PNB fraud: The bank says it will honour all bona fide commitments

By BloombergQuint Desk


Punjab National Bank Ltd. will honour “all bona fide” commitments and efforts are on to protect the financial interest of banks involved, managing director and CEO Sunil Mehta today said at a press conference in New Delhi.

Mehta said the Rs 11,000-crore fraud mainly involves foreign branches of Indian banks, adding the country’s second-largest state-run lender will follow the Reserve Bank of India’s instructions on repayment to peers.

 “Our bank’s credit exposure to these two groups is approximately Rs 1,700 crore.”
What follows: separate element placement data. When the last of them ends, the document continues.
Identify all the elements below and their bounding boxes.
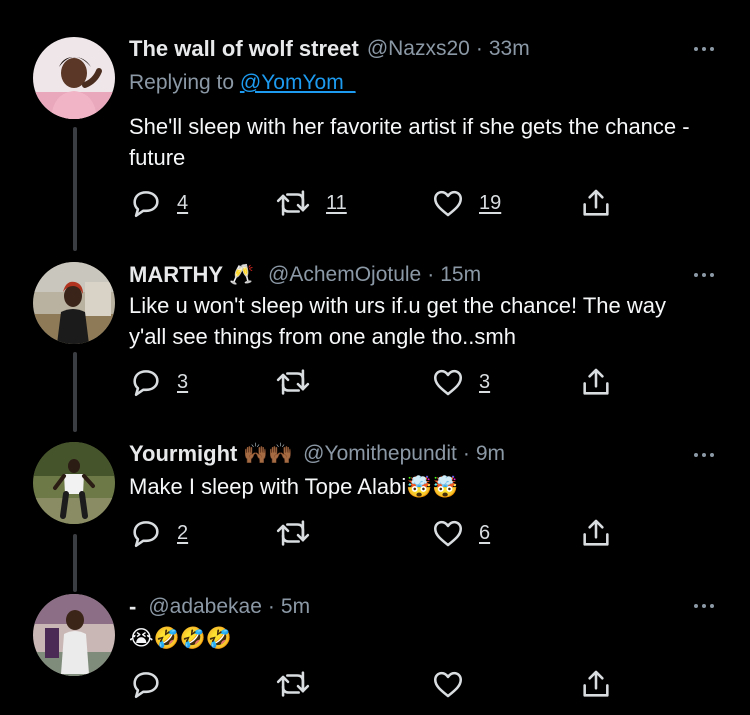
tweet-header: - @adabekae · 5m	[129, 592, 710, 622]
more-dots-icon[interactable]	[694, 273, 714, 277]
tweet[interactable]: - @adabekae · 5m 😭🤣🤣🤣	[0, 592, 750, 715]
timestamp[interactable]: 9m	[476, 439, 505, 469]
reply-count: 3	[177, 370, 189, 393]
like-button[interactable]: 19	[431, 186, 501, 220]
reply-icon	[133, 191, 159, 218]
tweet-text-content: Make I sleep with Tope Alabi	[129, 474, 407, 499]
like-button[interactable]: 3	[431, 365, 490, 399]
retweet-button[interactable]	[274, 365, 312, 399]
share-button[interactable]	[579, 186, 613, 220]
display-name[interactable]: Yourmight	[129, 439, 237, 469]
tweet-text: She'll sleep with her favorite artist if…	[129, 111, 699, 173]
separator: ·	[462, 442, 470, 465]
tweet-actions: 4 11 19	[129, 186, 629, 220]
replying-to-link[interactable]: @YomYom_	[240, 71, 356, 94]
tweet-actions	[129, 667, 629, 701]
tweet-text-content: She'll sleep with her favorite artist if…	[129, 114, 690, 170]
display-name[interactable]: The wall of wolf street	[129, 34, 359, 64]
heart-icon	[433, 369, 463, 396]
tweet-header: Yourmight 🙌🏾🙌🏾 @Yomithepundit · 9m	[129, 439, 710, 469]
avatar[interactable]	[33, 594, 115, 676]
user-handle[interactable]: @Yomithepundit	[303, 439, 457, 469]
tweet-text: Make I sleep with Tope Alabi🤯🤯	[129, 471, 710, 503]
retweet-icon	[276, 369, 310, 395]
reply-icon	[133, 672, 159, 699]
more-dots-icon[interactable]	[694, 604, 714, 608]
tweet[interactable]: Yourmight 🙌🏾🙌🏾 @Yomithepundit · 9m Make …	[0, 432, 750, 592]
retweet-button[interactable]	[274, 667, 312, 701]
heart-icon	[433, 671, 463, 698]
reply-button[interactable]: 2	[129, 516, 188, 550]
tweet[interactable]: The wall of wolf street @Nazxs20 · 33m R…	[0, 0, 750, 252]
like-button[interactable]	[431, 667, 465, 701]
like-count: 3	[479, 370, 491, 393]
timestamp[interactable]: 5m	[281, 592, 310, 622]
more-dots-icon[interactable]	[694, 47, 714, 51]
tweet[interactable]: MARTHY 🥂 @AchemOjotule · 15m Like u won'…	[0, 252, 750, 432]
reply-button[interactable]: 4	[129, 186, 188, 220]
user-handle[interactable]: @adabekae	[148, 592, 262, 622]
avatar[interactable]	[33, 262, 115, 344]
like-count: 6	[479, 521, 491, 544]
retweet-icon	[276, 190, 310, 216]
timestamp[interactable]: 15m	[440, 260, 481, 290]
tweet-text-content: Like u won't sleep with urs if.u get the…	[129, 293, 666, 349]
share-icon	[583, 368, 609, 395]
share-button[interactable]	[579, 516, 613, 550]
reply-icon	[133, 521, 159, 548]
retweet-count: 11	[326, 191, 347, 214]
share-button[interactable]	[579, 667, 613, 701]
user-handle[interactable]: @AchemOjotule	[268, 260, 421, 290]
separator: ·	[267, 595, 275, 618]
thread-line	[73, 534, 77, 592]
reply-count: 4	[177, 191, 189, 214]
retweet-icon	[276, 671, 310, 697]
avatar[interactable]	[33, 37, 115, 119]
name-emoji: 🥂	[229, 264, 255, 286]
share-button[interactable]	[579, 365, 613, 399]
display-name[interactable]: -	[129, 592, 136, 622]
reply-button[interactable]: 3	[129, 365, 188, 399]
retweet-icon	[276, 520, 310, 546]
tweet-text: Like u won't sleep with urs if.u get the…	[129, 290, 709, 352]
name-emoji: 🙌🏾🙌🏾	[243, 443, 294, 465]
tweet-actions: 3 3	[129, 365, 629, 399]
tweet-emojis: 🤯🤯	[406, 476, 459, 499]
share-icon	[583, 189, 609, 216]
separator: ·	[475, 37, 483, 60]
heart-icon	[433, 190, 463, 217]
user-handle[interactable]: @Nazxs20	[367, 34, 470, 64]
tweet-text: 😭🤣🤣🤣	[129, 622, 710, 654]
like-count: 19	[479, 191, 502, 214]
reply-count: 2	[177, 521, 189, 544]
replying-label: Replying to	[129, 71, 235, 94]
thread-line	[73, 127, 77, 251]
thread-line	[73, 352, 77, 432]
heart-icon	[433, 520, 463, 547]
tweet-actions: 2 6	[129, 516, 629, 550]
share-icon	[583, 670, 609, 697]
timestamp[interactable]: 33m	[489, 34, 530, 64]
tweet-emojis: 😭🤣🤣🤣	[129, 627, 232, 650]
reply-button[interactable]	[129, 667, 163, 701]
retweet-button[interactable]	[274, 516, 312, 550]
share-icon	[583, 519, 609, 546]
retweet-button[interactable]: 11	[274, 186, 347, 220]
separator: ·	[427, 263, 435, 286]
display-name[interactable]: MARTHY	[129, 260, 223, 290]
replying-to: Replying to @YomYom_	[129, 68, 710, 98]
tweet-header: MARTHY 🥂 @AchemOjotule · 15m	[129, 260, 710, 290]
avatar[interactable]	[33, 442, 115, 524]
like-button[interactable]: 6	[431, 516, 490, 550]
reply-icon	[133, 370, 159, 397]
tweet-header: The wall of wolf street @Nazxs20 · 33m	[129, 34, 710, 64]
more-dots-icon[interactable]	[694, 453, 714, 457]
Must Read: How The $1.8 Billion Fraud Detected At PNB Unfolded

Mehta said the fraud was detected in the third week of January and the lender approached investigating agencies thereafter. “We have made criminal complaints against staff involved in addition to clients,” he told reporters.

The bank has also asked jeweller and designer Nirav Modi to meet in person and present them with a written repayment plan, after Modi made a formal but “vague” offer to repay liabilities, Mehta said.

Also Read: Who Is Liable To Pay For Rs 11,000-Crore Fraud At PNB?

Here are the key takeaways from Punjab National Bank’s press conference…
  • Fraud started in 2011, was detected by the Punjab National Bank in the third week of January.
  • The bank approached the Central Bureau of Investigation on Jan. 29 and filed the FIR a day later.
  • Informed the markets regulator and all lenders.
  • The FIR prompted raids across locations of Nirav Modi’s businesses.
  • PNB doesn’t want to reveal so much that it hurts the investigation.
  • No concrete plan from Nirav Modi and others to repay money so far, only vague offers; asked Modi to submit a formal repayment plan.
  • PNB will honour all bona fide commitments; the bank has conducted consortium meetings.
  • Taken action against staff involved directly and those who failed in supervisory action.
  • The employees involved didn’t enter information in the bank’s systems and the lender has taken action against them.
  • It was internally detected when a customer came for renewal of a letter of undertaking.
  • The LoU has been converted into a funded liability hence classified as contingent liability.
  • Our bank’s credit exposure to these two groups is approximately Rs 1,700 crore.
  • Bank examining any systemic failures.
  • The investigation will decide if entire onus is on the Punjab National Bank.
  • If entire onus is on PNB, the lender will be responsible towards it.
  • The bank doesn’t have any funded exposure as of now.
  • Initiated recovery process, the Enforcement Directorate is helping PNB.
  • Trying to protect the financial interest of all lenders.
  • The Finance Ministry is seized of the situation.